Una mayoría de argentinos enterró en las urnas el experimento neoliberal de Mauricio Macri. A corto plazo, el nuevo gobierno tendrá desafíos mayúsculos: renegociación de la deuda, implementación eficaz del programa “Argentina contra el hambre”, desacelerar la escalada de precios, mejora progresiva de los ingresos populares, apuntalar la reconstrucción del capital de trabajo de las pymes. En el mediano y largo plazo, la única (y muy difícil) estrategia posible es avanzar en un plan de desarrollo que aleje la restricción externa. Para eso, el rol del sistema científico-tecnológico será muy importante.

En el primer debate presidencial, Mauricio Macri aseguró que el presupuesto de ciencia y técnica había aumentado en los últimos años.

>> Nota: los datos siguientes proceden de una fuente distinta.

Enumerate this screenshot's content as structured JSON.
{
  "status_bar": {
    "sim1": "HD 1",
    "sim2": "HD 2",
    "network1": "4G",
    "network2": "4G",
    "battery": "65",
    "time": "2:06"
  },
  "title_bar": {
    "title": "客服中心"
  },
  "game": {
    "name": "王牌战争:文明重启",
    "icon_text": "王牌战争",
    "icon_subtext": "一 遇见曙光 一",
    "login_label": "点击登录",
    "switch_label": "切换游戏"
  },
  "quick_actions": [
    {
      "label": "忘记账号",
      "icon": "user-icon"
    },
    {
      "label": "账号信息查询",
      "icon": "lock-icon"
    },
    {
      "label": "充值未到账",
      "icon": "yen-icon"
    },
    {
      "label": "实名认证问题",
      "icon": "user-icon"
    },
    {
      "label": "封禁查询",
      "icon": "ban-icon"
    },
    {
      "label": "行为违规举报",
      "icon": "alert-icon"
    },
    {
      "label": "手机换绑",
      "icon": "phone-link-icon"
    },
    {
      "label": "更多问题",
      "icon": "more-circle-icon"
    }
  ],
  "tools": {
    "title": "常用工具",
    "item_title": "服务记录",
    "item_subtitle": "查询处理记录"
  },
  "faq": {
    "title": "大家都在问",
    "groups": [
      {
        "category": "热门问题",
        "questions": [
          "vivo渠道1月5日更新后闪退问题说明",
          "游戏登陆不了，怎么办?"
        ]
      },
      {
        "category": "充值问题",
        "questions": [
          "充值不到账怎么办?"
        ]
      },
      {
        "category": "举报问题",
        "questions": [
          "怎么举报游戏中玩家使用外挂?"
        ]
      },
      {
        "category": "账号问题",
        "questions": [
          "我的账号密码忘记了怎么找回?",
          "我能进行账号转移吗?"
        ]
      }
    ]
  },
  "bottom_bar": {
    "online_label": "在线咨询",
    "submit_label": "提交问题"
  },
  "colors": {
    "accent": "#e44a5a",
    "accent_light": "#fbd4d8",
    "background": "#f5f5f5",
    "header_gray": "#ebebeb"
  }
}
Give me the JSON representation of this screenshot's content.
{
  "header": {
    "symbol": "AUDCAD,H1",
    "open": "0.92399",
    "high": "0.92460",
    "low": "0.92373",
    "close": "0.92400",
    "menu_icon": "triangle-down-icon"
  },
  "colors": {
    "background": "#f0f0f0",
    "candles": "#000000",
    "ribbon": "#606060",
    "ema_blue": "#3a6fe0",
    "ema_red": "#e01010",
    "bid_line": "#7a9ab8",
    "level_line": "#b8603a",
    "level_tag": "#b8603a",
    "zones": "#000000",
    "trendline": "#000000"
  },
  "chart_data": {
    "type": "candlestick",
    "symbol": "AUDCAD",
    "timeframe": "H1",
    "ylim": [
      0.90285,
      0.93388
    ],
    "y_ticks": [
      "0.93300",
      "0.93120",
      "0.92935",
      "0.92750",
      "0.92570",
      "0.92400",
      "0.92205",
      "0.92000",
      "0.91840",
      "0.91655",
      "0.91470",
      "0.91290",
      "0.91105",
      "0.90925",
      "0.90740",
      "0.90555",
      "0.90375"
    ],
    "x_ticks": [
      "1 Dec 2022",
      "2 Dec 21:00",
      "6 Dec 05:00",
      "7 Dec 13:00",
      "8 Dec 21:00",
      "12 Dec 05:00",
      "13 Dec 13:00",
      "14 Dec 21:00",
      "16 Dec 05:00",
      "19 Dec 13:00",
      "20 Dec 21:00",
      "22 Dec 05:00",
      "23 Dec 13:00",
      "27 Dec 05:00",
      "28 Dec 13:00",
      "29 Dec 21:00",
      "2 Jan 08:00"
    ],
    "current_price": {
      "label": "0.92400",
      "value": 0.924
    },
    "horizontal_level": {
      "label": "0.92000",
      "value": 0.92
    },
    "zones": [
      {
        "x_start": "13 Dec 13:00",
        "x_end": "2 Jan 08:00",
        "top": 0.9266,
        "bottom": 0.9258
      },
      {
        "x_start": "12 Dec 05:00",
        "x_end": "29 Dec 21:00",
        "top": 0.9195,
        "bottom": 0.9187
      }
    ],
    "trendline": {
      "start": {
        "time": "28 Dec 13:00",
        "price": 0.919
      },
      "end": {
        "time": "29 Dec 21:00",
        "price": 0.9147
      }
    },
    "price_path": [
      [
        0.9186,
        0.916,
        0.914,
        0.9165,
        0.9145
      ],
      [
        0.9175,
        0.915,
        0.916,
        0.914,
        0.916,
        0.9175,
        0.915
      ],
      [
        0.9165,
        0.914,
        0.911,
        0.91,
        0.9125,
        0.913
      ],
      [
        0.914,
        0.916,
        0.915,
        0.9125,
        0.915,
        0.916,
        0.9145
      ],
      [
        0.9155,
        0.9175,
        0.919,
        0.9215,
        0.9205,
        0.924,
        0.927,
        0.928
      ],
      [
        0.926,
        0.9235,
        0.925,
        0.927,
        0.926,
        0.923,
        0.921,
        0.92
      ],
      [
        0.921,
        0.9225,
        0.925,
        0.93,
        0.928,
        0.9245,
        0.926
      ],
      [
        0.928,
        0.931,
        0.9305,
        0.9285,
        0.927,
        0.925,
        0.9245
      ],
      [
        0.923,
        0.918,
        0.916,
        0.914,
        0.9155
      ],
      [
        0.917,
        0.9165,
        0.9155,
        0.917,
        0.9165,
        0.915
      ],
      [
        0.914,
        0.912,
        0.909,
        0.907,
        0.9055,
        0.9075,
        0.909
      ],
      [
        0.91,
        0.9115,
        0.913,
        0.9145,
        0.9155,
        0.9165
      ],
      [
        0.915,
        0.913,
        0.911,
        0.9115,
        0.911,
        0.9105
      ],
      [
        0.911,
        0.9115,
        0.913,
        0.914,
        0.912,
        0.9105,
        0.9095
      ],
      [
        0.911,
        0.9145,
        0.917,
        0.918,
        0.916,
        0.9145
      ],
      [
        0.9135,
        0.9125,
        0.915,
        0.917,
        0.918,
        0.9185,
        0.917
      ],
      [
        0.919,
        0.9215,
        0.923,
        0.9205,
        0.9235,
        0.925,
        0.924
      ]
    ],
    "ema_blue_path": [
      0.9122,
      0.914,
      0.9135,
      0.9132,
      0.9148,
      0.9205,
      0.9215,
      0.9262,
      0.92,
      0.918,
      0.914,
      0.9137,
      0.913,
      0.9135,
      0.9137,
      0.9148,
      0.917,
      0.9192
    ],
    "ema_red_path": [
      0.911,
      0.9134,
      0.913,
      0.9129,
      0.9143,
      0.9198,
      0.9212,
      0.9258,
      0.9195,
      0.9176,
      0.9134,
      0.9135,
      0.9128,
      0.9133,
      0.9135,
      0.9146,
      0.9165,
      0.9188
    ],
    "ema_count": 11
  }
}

Los directores del Conicet respondieron que “por el contrario, el presupuesto neto ejecutado para el sector se ha reducido significativamente”. La conflictiva relación con los científicos se remonta a los inicios de la gestión macrista.

En diciembre de 2016, la respuesta (semi)oficial a los reclamos presupuestarios fue un planificado ataque en las redes sociales. En "La batalla del Conicet en las redes sociales", Abel Baldomero Fernández señaló que “los que pretendían continuar con sus investigaciones eran, indiscriminadamente, “vagos K”, y sus proyectos eran ridículos o pretextos para robar al Estado. Los ataques estaban pensados para apelar a los prejuicios, no al razonamiento. Como aconsejan todos los manuales de publicidad”.

El blanco predilecto de las agresiones estuvo dirigido a las ciencias sociales. La crítica “fácil” fogoneada por los trolls desconoce la importancia práctica que tienen los aportes teóricos para el abordaje de problemáticas complejas.

La esencia de los fenómenos sociales no es observable a simple vista, requiere un esfuerzo analítico. Carlos Marx decía que “toda ciencia estaría de más, si la forma de manifestarse las cosas y la esencia de estas coincidieran exactamente”. El filósofo alemán agregaba que solo alcanzarían las cumbres luminosas del conocimiento “aquellos que no teman fatigarse escalando sus escarpados senderos”.

La ciencia permite derribar prejuicios y afinar el diseño de políticas públicas. El caso de la Asignación Universal por Hijo (AUH) es un ejemplo concreto. La implementación de ese derecho, en 2009, no estuvo exenta de polémicas.

Los sondeos de opinión revelaban que un tercio de la población se oponía a la medida. El rechazo se apoyaba en preconceptos difundidos en medios de comunicación y redes sociales. Por caso, la opinión de que las mujeres tenían muchos hijos para cobrar la AUH. Los datos duros desmienten ese prejuicio: alrededor del 80 por ciento de las beneficiarias tienen uno o dos hijos.

Otra idea instalada mediáticamente es que los “planeros” son todos vagos, a pesar de que la mayoría de los programas requería una contraprestación laboral. Pero aún cuando ese requisito se incumpliera, la realidad es muy diferente del prejuicio clasista que alimenta las protestas contra los “Planes Descansar”.

El sociólogo Diego Born refuta ese mito analizando los datos oficiales. En “Derribar el mito de los “planeros”. ¿De qué viven los pobres”, Born sostiene que “veamos si, efectivamente, los pobres son pobres porque no se esfuerzan y prefieren vivir de planes. La Encuesta Permanente de Hogares (EPH) del Indec deja en evidencia que, lejos de eso, la gran mayoría de los ingresos de los hogares pobres procede del mercado de trabajo. De hecho, la proporción de los ingresos provenientes del trabajo en los hogares pobres es similar a la de los hogares no pobres”.

En efecto, las transferencias dirigidas a la población vulnerable (becas, AUH, planes) apenas representa el 9,3 por ciento de los ingresos de los hogares pobres. Por otro lado, sólo el 0,5 por ciento de los pobres integra hogares en el que todo el ingreso proviene de planes, AUH, becas. En otras palabras, las transferencias monetarias estatales apenas complementan el ingreso hogareño. ¿Para que sirven las ciencias sociales?: entre otras cosas, para no repetir ciertas burradas.